Attorney General Thurbert E. Baker announced today that agents from the state’s Health Care Fraud Control Unit had arrested Andrew Winston Felix for Medicaid Fraud. Following a presentation by the Attorney General’s Fraud Unit to the Fayette County Grand Jury, the grand jury returned a felony indictment against Felix for Medicaid Fraud yesterday. An arrest warrant was subsequently served this morning on Felix at his current offices in East Point, Georgia. After the investigation began and Felix was cut off from receiving additional Medicaid funds, Felix moved his offices from Fayette County to East Point.

Felix operated under the company name, Center for Educational Technology, and enrolled his company in the state Medicaid program as a provider of Intensive Family Intervention through the Community Mental Health Board. After his enrollment, Felix improperly recruited patients, hired employees who were not qualified mental health professionals, and billed for activities ranging from shopping to eating out a restaurants with his clients as therapeutic activities. Felix also billed for several patients for time spent with them “at school,” when in fact the school they attended was closed for the Christmas holidays during the time that Felix alleged to have accompanied them to school.

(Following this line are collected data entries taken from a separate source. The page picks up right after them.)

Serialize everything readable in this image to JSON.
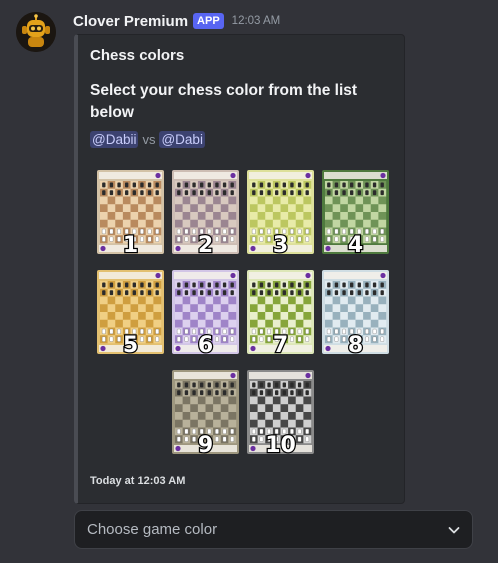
{
  "message": {
    "username": "Clover Premium",
    "app_tag": "APP",
    "timestamp": "12:03 AM",
    "avatar_icon": "robot-bot-icon"
  },
  "embed": {
    "title": "Chess colors",
    "description": "Select your chess color from the list below",
    "mention_1": "@Dabii",
    "vs_text": "vs",
    "mention_2": "@Dabi",
    "footer": "Today at 12:03 AM",
    "accent_color": "#4a4c53"
  },
  "board_options": [
    {
      "number": "1",
      "light": "#ecd2ad",
      "dark": "#b98a5e",
      "frame": "#d3c2a6"
    },
    {
      "number": "2",
      "light": "#d8c9bf",
      "dark": "#9b8591",
      "frame": "#cdbdb4"
    },
    {
      "number": "3",
      "light": "#e8eba8",
      "dark": "#bcc760",
      "frame": "#dde09a"
    },
    {
      "number": "4",
      "light": "#c1d6a2",
      "dark": "#6f9357",
      "frame": "#4f7a3e"
    },
    {
      "number": "5",
      "light": "#f0cf84",
      "dark": "#cf9e3f",
      "frame": "#e3c070"
    },
    {
      "number": "6",
      "light": "#dcd0ee",
      "dark": "#9f84c8",
      "frame": "#d2c6e6"
    },
    {
      "number": "7",
      "light": "#e9efcd",
      "dark": "#86a53a",
      "frame": "#dde7b8"
    },
    {
      "number": "8",
      "light": "#e1ebf0",
      "dark": "#98b1bd",
      "frame": "#cfdde3"
    },
    {
      "number": "9",
      "light": "#b8b19a",
      "dark": "#7b7563",
      "frame": "#9e977f"
    },
    {
      "number": "10",
      "light": "#cfcfcf",
      "dark": "#474747",
      "frame": "#8a8a8a"
    }
  ],
  "select_menu": {
    "placeholder": "Choose game color"
  },
  "colors": {
    "background": "#323339",
    "embed_background": "#2b2d31",
    "app_tag": "#5865f2",
    "mention_background": "#3c4270",
    "mention_text": "#c9cdfb"
  }
}
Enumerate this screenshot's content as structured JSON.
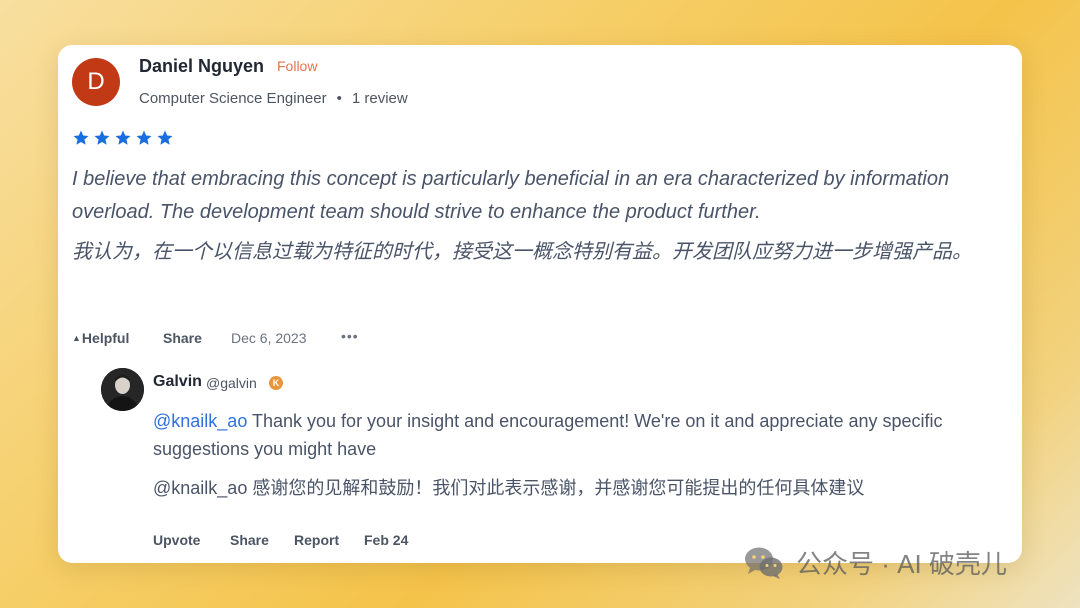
{
  "review": {
    "avatar_letter": "D",
    "author": "Daniel Nguyen",
    "follow_label": "Follow",
    "job_title": "Computer Science Engineer",
    "separator": "•",
    "review_count": "1 review",
    "rating": 5,
    "rating_max": 5,
    "star_color": "#1a6fe0",
    "text_en": "I believe that embracing this concept is particularly beneficial in an era characterized by information overload. The development team should strive to enhance the product further.",
    "text_zh": "我认为，在一个以信息过载为特征的时代，接受这一概念特别有益。开发团队应努力进一步增强产品。",
    "actions": {
      "helpful_icon": "▲",
      "helpful": "Helpful",
      "share": "Share",
      "date": "Dec 6, 2023",
      "more": "•••"
    }
  },
  "reply": {
    "name": "Galvin",
    "handle": "@galvin",
    "badge": "K",
    "mention": "@knailk_ao",
    "text_en": " Thank you for your insight and encouragement! We're on it and appreciate any specific suggestions you might have",
    "text_zh": "@knailk_ao 感谢您的见解和鼓励！我们对此表示感谢，并感谢您可能提出的任何具体建议",
    "actions": {
      "upvote": "Upvote",
      "share": "Share",
      "report": "Report",
      "date": "Feb 24"
    }
  },
  "watermark": {
    "icon": "wechat-icon",
    "text": "公众号 · AI 破壳儿"
  }
}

In addition, the Medicaid program requires that patients receiving service under the Intensive Family Intervention Program must have the service ordered by a physician or other licensed individual. Many of Felix’s patients either had no authorization in their file, had an authorization signed by an unlicensed individual, or had an authorization signed seven to eight months after CET begin billing for services. Felix is charged with fraudulently billing the state Medicaid program for $177,673.80 during the time period between October 2003 and November 2004.

In announcing the indictment, Attorney General Baker stated that “fraudulent providers like this were one of the main reasons that costs in the Medicaid program continued to rise, and today’s arrest would go a long way in deterring future fraudulent activity.” Baker also praised the work of the Department of Community Health in investigating the case, pointing out that their prompt investigative work saved the state “literally hundreds of thousands of dollars.” Attorney General Baker pledged “a continuation of the close cooperation between the Attorney General’s Office and the Department of Community Health to ensure that fraud, corruption and waste are swiftly removed from the state Medicaid program.

Baker singled out the work of the investigator for DCH, Danielle Funk, for her “stellar” handling of the fraud investigation. The case against Felix will be prosecuted by Assistant Attorney General Nancy Allstrom. Felix faces imprisonment of one to ten years and a fine up to $10,000.00, plus restitution, if convicted.